Hadits ini menunjukkan bahwa dahulu semua anjing diperintahkan untuk dibunuh, sebagaimana cerita dari Abdullah bin Mas’ud Radhiallahu ‘Anhu:

كَانَ رَسُولُ اللهِ صَلَّى اللهُ عَلَيْهِ وَسَلَّمَ يَأْمُرُ بِقَتْلِ الْكِلَابِ، فَنَنْبَعِثُ فِي الْمَدِينَةِ وَأَطْرَافِهَا فَلَا نَدَعُ كَلْبًا إِلَّا قَتَلْنَاهُ، حَتَّى إِنَّا لَنَقْتُلُ كَلْبَ الْمُرَيَّةِ مِنْ أَهْلِ الْبَادِيَةِ يَتْبَعُهَا

Dahulu Rasulullah memerintahkan untuk membunuh semua anjing, maka kami pun memburunya ke semua pelosok kota tidak satu pun anjing yang kami jumpai pasti kami membunuhnya, sampai-sampai anjing yang dimiliki seorang wanita pedalaman yang selalu mengikutinya juga kami bunuh. (HR. Muslim, 45/1570)
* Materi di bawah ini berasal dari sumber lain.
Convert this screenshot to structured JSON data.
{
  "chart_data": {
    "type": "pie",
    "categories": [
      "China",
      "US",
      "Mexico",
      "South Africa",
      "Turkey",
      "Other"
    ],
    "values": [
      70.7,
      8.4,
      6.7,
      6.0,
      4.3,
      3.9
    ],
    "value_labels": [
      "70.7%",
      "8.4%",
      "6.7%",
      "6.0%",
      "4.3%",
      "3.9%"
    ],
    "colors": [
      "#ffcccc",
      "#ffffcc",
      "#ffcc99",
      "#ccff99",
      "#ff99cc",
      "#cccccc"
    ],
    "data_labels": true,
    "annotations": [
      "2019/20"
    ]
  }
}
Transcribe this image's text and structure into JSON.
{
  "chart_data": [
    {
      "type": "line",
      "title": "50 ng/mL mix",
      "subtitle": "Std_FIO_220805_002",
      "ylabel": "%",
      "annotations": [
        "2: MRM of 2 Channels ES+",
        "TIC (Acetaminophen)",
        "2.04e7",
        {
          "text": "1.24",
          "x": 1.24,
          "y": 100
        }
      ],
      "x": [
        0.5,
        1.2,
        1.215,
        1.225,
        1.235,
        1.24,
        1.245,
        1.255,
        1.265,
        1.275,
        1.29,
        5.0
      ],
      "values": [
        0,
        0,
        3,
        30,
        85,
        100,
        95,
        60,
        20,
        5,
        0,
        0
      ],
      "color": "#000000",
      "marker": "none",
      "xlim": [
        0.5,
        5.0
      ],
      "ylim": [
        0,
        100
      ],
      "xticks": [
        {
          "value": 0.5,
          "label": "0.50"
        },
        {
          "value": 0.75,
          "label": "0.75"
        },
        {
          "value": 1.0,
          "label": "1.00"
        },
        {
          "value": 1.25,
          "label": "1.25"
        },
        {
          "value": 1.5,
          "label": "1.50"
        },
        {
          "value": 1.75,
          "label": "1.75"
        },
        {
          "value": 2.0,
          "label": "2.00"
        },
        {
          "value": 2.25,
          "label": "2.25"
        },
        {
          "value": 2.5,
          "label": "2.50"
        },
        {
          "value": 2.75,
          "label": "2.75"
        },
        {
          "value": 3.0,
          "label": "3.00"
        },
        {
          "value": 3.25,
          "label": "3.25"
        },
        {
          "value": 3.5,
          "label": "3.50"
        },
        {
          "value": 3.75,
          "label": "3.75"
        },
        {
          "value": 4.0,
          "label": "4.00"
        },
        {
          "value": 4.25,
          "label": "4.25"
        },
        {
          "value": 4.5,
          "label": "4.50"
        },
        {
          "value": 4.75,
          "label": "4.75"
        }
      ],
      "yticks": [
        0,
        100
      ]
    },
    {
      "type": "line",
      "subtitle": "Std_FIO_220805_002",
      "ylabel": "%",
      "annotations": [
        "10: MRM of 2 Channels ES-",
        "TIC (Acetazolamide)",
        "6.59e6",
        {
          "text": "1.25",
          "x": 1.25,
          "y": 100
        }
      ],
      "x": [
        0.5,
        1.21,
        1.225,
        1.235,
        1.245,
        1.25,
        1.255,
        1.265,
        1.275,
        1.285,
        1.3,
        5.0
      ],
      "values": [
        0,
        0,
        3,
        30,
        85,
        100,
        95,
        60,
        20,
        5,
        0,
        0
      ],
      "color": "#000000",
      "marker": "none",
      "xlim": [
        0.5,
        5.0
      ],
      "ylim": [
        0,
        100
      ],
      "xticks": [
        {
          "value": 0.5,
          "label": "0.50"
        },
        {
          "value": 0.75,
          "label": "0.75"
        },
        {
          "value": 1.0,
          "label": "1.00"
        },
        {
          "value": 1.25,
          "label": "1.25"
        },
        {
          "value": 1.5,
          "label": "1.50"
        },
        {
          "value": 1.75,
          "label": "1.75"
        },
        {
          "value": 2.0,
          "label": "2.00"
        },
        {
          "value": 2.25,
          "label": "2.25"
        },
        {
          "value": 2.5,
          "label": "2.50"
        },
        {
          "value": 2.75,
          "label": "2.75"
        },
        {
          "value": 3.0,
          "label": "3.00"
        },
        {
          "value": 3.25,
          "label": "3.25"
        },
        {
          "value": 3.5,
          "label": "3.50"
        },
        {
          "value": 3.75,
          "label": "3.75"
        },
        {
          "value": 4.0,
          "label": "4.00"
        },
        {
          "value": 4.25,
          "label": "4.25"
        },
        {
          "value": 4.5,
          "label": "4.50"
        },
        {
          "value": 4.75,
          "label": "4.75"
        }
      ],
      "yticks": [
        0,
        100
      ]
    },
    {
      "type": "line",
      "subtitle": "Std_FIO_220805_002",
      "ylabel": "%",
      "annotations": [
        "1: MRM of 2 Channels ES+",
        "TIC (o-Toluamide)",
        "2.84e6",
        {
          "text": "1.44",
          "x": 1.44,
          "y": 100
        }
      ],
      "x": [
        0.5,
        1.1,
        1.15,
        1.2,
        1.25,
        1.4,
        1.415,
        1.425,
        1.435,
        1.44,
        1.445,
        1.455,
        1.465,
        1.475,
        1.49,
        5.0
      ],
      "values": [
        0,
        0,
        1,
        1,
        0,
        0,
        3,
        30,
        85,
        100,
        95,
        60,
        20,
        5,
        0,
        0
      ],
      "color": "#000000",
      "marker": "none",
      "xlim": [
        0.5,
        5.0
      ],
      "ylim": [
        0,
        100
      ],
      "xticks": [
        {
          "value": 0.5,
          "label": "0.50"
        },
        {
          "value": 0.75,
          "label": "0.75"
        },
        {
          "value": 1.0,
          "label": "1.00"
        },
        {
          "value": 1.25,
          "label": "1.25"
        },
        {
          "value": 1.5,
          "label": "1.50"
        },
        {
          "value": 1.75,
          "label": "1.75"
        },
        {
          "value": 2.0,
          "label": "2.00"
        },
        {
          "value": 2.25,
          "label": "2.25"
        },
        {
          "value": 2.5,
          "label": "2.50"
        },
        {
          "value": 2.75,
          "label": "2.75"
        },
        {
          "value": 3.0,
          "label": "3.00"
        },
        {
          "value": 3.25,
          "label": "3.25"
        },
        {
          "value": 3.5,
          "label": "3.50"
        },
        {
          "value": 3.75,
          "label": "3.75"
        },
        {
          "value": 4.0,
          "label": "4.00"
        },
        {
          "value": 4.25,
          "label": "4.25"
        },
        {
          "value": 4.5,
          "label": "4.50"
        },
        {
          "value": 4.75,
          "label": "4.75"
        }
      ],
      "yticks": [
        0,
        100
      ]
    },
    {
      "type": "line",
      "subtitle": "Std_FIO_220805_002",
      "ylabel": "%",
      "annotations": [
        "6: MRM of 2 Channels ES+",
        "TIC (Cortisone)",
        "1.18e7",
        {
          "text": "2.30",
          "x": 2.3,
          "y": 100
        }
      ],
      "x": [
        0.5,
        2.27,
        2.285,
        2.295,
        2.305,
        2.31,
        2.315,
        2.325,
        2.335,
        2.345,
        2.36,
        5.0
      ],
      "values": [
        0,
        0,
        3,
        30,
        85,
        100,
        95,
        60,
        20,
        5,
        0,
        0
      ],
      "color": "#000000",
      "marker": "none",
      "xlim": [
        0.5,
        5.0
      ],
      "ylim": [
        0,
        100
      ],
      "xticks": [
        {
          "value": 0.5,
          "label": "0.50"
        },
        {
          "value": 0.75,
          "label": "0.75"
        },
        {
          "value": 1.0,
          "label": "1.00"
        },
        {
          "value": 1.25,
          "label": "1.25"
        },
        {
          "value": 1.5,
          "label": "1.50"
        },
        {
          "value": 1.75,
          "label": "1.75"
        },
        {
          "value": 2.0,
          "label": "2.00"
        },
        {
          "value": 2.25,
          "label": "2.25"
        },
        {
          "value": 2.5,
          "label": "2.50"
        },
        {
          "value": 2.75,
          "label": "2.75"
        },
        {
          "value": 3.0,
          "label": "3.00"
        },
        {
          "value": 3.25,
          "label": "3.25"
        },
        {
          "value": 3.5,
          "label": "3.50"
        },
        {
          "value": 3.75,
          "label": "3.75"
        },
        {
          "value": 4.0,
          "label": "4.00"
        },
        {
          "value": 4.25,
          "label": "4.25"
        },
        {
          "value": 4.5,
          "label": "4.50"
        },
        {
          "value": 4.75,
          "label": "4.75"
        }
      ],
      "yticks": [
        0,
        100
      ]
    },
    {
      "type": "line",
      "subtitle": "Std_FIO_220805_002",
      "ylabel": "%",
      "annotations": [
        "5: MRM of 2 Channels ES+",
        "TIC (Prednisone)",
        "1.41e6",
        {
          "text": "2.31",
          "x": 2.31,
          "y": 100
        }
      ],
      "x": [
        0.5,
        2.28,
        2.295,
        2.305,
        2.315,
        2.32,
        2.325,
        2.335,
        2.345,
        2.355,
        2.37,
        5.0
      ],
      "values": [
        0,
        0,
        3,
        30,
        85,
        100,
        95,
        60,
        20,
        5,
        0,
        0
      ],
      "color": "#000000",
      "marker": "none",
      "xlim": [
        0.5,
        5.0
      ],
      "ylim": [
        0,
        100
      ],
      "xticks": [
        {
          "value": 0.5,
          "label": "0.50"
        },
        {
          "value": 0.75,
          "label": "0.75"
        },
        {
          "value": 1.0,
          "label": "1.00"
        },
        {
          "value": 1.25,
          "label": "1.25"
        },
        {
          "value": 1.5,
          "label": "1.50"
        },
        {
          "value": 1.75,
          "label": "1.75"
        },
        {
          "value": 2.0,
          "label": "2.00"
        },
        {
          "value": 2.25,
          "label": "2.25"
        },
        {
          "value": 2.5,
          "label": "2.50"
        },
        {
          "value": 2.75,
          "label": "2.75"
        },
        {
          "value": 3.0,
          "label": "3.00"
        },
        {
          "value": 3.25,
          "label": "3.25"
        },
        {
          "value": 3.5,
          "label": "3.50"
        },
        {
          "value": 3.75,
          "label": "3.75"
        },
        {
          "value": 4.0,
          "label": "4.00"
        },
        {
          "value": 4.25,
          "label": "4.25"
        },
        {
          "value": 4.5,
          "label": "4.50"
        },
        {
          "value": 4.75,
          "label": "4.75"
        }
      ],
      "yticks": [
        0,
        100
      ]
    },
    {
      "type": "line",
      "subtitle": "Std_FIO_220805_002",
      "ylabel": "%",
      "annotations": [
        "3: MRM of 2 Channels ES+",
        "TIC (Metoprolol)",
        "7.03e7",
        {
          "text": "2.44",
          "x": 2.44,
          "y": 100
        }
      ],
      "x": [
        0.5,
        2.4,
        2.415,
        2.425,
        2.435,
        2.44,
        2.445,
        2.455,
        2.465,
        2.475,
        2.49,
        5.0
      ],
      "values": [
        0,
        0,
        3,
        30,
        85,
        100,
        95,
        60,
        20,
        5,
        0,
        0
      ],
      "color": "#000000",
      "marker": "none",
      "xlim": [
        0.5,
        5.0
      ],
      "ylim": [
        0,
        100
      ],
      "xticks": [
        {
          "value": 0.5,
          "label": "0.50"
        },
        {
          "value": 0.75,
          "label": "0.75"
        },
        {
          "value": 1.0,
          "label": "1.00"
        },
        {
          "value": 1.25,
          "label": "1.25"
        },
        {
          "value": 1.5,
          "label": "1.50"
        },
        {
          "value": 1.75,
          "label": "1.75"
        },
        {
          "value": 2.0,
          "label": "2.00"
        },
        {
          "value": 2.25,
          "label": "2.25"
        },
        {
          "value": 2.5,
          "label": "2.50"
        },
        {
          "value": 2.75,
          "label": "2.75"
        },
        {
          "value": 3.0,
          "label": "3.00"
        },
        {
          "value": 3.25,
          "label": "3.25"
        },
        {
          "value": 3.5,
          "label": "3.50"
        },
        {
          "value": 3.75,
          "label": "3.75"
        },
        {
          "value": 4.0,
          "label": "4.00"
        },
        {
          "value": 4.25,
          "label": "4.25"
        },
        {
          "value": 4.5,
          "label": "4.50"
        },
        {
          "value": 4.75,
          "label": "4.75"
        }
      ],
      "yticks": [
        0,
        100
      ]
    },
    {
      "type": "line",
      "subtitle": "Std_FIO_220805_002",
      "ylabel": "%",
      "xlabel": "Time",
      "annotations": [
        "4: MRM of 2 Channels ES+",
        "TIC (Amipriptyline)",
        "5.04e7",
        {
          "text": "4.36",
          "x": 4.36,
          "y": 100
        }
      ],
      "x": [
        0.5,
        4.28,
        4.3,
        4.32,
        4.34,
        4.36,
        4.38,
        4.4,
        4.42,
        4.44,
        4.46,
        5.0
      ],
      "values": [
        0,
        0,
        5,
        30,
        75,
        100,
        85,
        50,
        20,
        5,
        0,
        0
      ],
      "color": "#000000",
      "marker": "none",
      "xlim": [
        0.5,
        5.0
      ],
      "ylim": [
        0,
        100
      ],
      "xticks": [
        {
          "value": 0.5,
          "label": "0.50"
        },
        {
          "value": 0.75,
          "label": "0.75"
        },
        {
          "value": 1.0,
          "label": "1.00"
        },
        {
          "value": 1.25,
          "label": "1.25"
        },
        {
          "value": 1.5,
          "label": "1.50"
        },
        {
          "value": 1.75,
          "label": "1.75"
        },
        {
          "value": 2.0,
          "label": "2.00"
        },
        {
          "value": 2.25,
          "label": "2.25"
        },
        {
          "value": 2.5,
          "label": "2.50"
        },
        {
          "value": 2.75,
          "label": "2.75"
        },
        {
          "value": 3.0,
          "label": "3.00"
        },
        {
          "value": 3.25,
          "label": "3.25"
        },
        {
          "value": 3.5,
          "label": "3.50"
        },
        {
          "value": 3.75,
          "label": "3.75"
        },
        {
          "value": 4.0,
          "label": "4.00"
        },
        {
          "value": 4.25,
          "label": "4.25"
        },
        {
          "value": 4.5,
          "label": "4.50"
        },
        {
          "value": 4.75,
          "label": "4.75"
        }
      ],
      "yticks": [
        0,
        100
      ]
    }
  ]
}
Namun akhirnya perintah membunuh  anjing  dibatasi pada anjing tertentu saja, sebagaimana kisah yang pertama (lihat hadits Jabir bin Abdullah). Oleh karena itu Imam Muslim membuat Bab:

 بَابُ الْأَمْرِ بِقَتْلِ الْكِلَابِ، وَبَيَانِ نَسْخِهِ، وَبَيَانِ تَحْرِيمِ اقْتِنَائِهَا إِلَّا لِصَيْدٍ، أَوْ زَرْعٍ، أَوْ مَاشِيَةٍ وَنَحْوِ ذَلِكَ

Bab Tentang perintah membunuh anjing dan penjelasan tentang penghapusan perintah itu, dan penjelasan tentang haramnya memelihara anjing kecuali anjing berburu, penjaga ladang, atau penjaga ternak, dan semisalnya.

Maka, dengan keterangan hadits ini dan penjelasan Imam Muslim, bahwa perintah membunuh semua anjing adalah pernah ada, lalu perintah itu dibatasi hanya pada anjing hitam yang memiliki dua titik putih dikeningnya, itu pun memang benar adanya.